I'm doing Analytics Edge course from EDX. The course is using R while I'm using Python.

In linear regression, in order to improve the model, we have to figure out the most significant features.

The course is using the summary function in R to look at the dots signifying the importance of the feature and the p-values. No such thing exists in sklearn.

enter image description here

So I'm using coefficients to see the most significant features.
But I'm not sure I should trust coefficients to select the most significant features (even though for this problem, they are in agreement)

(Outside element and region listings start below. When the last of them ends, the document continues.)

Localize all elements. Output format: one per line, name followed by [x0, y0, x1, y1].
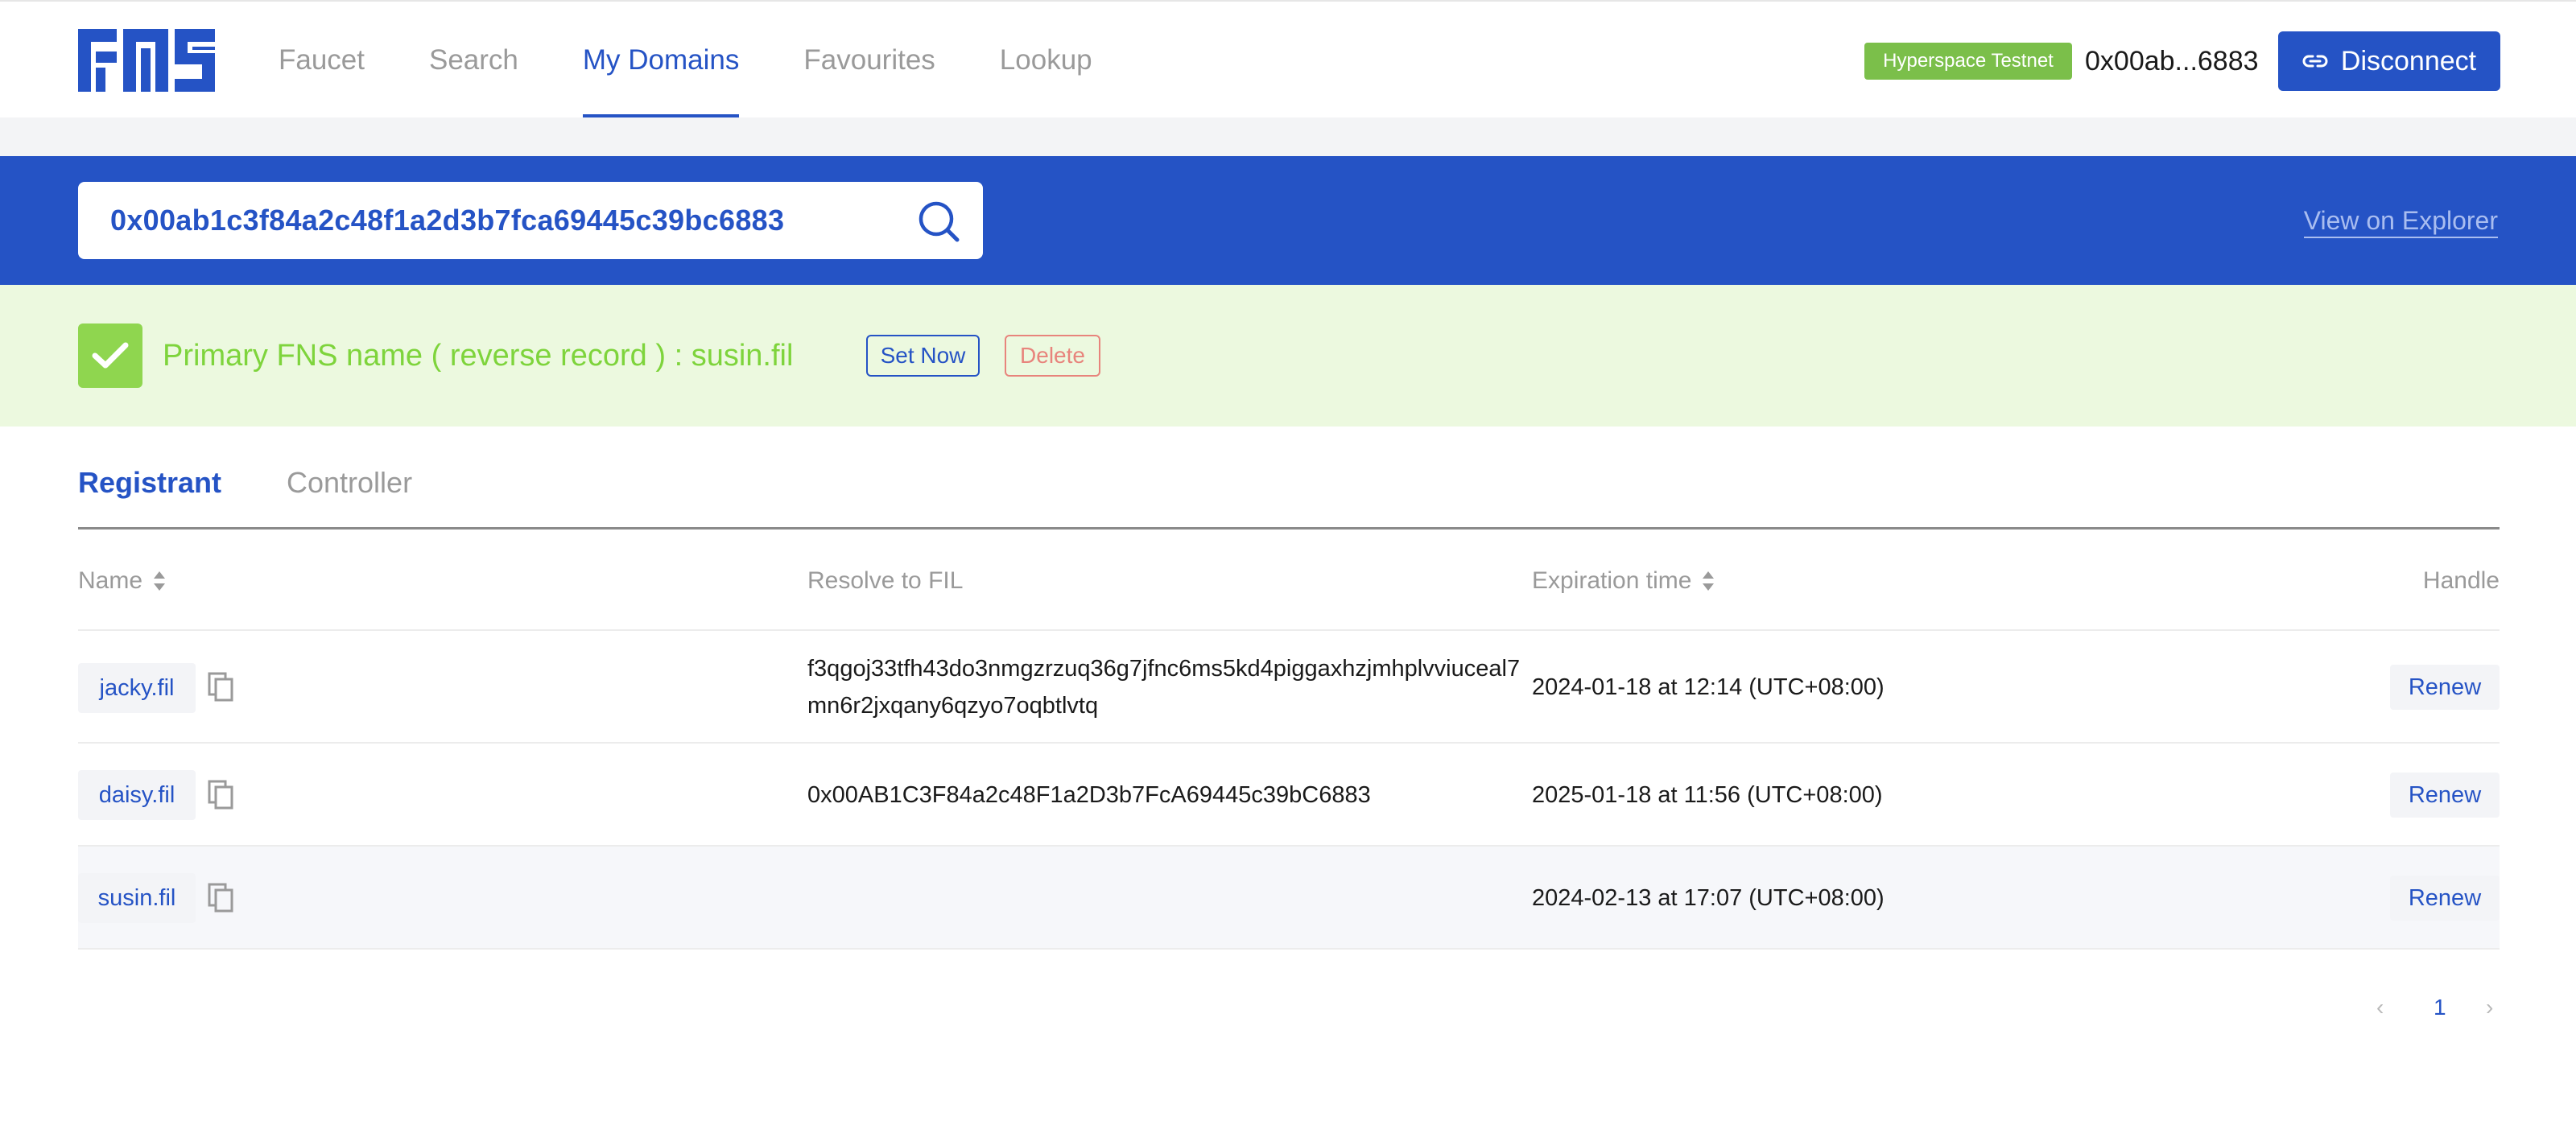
top-header: Faucet Search My Domains Favourites Look…: [0, 0, 2576, 119]
tab-registrant[interactable]: Registrant: [78, 464, 221, 502]
domain-name-link[interactable]: susin.fil: [78, 873, 196, 923]
column-handle-label: Handle: [2422, 567, 2500, 594]
disconnect-button[interactable]: Disconnect: [2278, 31, 2500, 91]
wallet-address: 0x00ab...6883: [2085, 46, 2259, 76]
sort-icon[interactable]: [1701, 570, 1715, 592]
column-resolve-label: Resolve to FIL: [807, 567, 964, 594]
fns-logo[interactable]: [78, 29, 215, 92]
search-icon[interactable]: [917, 200, 960, 243]
expiration-time: 2024-02-13 at 17:07 (UTC+08:00): [1532, 885, 1885, 911]
resolve-address: f3qgoj33tfh43do3nmgzrzuq36g7jfnc6ms5kd4p…: [807, 656, 1521, 719]
main-nav: Faucet Search My Domains Favourites Look…: [279, 2, 1157, 119]
primary-name-text: Primary FNS name ( reverse record ) : su…: [163, 339, 794, 373]
renew-button[interactable]: Renew: [2390, 773, 2500, 818]
view-on-explorer-link[interactable]: View on Explorer: [2303, 204, 2498, 238]
column-expiration-label: Expiration time: [1532, 567, 1692, 594]
copy-icon[interactable]: [207, 671, 236, 703]
delete-button[interactable]: Delete: [1005, 335, 1100, 377]
prev-page-button[interactable]: ‹: [2376, 991, 2384, 1024]
role-tabs: Registrant Controller: [78, 451, 2500, 530]
nav-favourites[interactable]: Favourites: [803, 2, 935, 119]
address-search-input[interactable]: 0x00ab1c3f84a2c48f1a2d3b7fca69445c39bc68…: [78, 182, 983, 259]
resolve-address: 0x00AB1C3F84a2c48F1a2D3b7FcA69445c39bC68…: [807, 782, 1371, 808]
table-row: daisy.fil 0x00AB1C3F84a2c48F1a2D3b7FcA69…: [78, 744, 2500, 847]
set-now-button[interactable]: Set Now: [866, 335, 980, 377]
copy-icon[interactable]: [207, 779, 236, 811]
network-badge: Hyperspace Testnet: [1864, 43, 2072, 80]
domain-name-link[interactable]: daisy.fil: [78, 770, 196, 820]
search-band: 0x00ab1c3f84a2c48f1a2d3b7fca69445c39bc68…: [0, 156, 2576, 285]
column-expiration[interactable]: Expiration time: [1532, 565, 1715, 597]
sort-icon[interactable]: [152, 570, 167, 592]
column-name-label: Name: [78, 567, 143, 594]
nav-faucet[interactable]: Faucet: [279, 2, 365, 119]
table-row: jacky.fil f3qgoj33tfh43do3nmgzrzuq36g7jf…: [78, 631, 2500, 744]
expiration-time: 2024-01-18 at 12:14 (UTC+08:00): [1532, 674, 1885, 700]
next-page-button[interactable]: ›: [2486, 991, 2493, 1024]
nav-search[interactable]: Search: [429, 2, 518, 119]
renew-button[interactable]: Renew: [2390, 876, 2500, 921]
table-header: Name Resolve to FIL Expiration time Hand…: [78, 541, 2500, 631]
tab-controller[interactable]: Controller: [287, 464, 412, 502]
spacer-band: [0, 117, 2576, 156]
column-handle: Handle: [2423, 565, 2500, 597]
nav-lookup[interactable]: Lookup: [1000, 2, 1092, 119]
expiration-time: 2025-01-18 at 11:56 (UTC+08:00): [1532, 782, 1883, 808]
column-name[interactable]: Name: [78, 565, 167, 597]
search-input-value: 0x00ab1c3f84a2c48f1a2d3b7fca69445c39bc68…: [110, 204, 785, 237]
domains-table: Name Resolve to FIL Expiration time Hand…: [78, 541, 2500, 950]
column-resolve: Resolve to FIL: [807, 565, 963, 597]
nav-my-domains[interactable]: My Domains: [582, 2, 740, 119]
page-number[interactable]: 1: [2434, 991, 2446, 1024]
renew-button[interactable]: Renew: [2390, 665, 2500, 710]
disconnect-label: Disconnect: [2340, 45, 2477, 76]
domain-name-link[interactable]: jacky.fil: [78, 663, 196, 713]
check-icon: [78, 323, 142, 388]
copy-icon[interactable]: [207, 882, 236, 914]
link-icon: [2302, 55, 2328, 68]
primary-name-notice: Primary FNS name ( reverse record ) : su…: [0, 285, 2576, 427]
table-row: susin.fil 2024-02-13 at 17:07 (UTC+08:00…: [78, 847, 2500, 950]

So is coefficients from linearRegression in sklearn reliable in determining the significance of the features?
Are p-values themselves reliable in detecting the significant features?

(I know of statsmodels and do not wish to use)

Best Answer

To begin with, just to put the issue aside: clearly, if the features are not normalized to 0 mean and unit variance, it's easy to build cases where the coefficient means very little. In general, if you take a feature and multiply it by $\alpha$, a regressor will divide the coefficient by $\alpha$, for example.

Even when the variables are all normalized, large coefficients can mean very little. Say that $x$ is some hidden feature somewhat correlated with $y$, and $z$ and $w$ are observed featured which are slightly noisy versions of $x$, the regression matrix will be not very well defined, and you could get large-magnitude coefficients for $z$ and $w$ (perhaps with opposite signs). Regularization is usually used precisely to avoid this.

Perhaps sklearn.feature_selection.f_regression is similar to what you're looking for. It summarizes, for each individual feature, both the f-score and the p-value. Alternatively, for any regression scheme, a "black box" approach could be to build the model for all features except $x$, and assess its performance (using cross validation). You could then rank the features based on the performance.

Feature importance is a bit trick to define. In the above two schemes, if $x_i$ is the $i$the resulting "most important" feature, it does not necessarily mean that using $x_1, \ldots x_{i - 1}$, it is indeed the next most important one (perhaps its information is already contained in the preceding ones).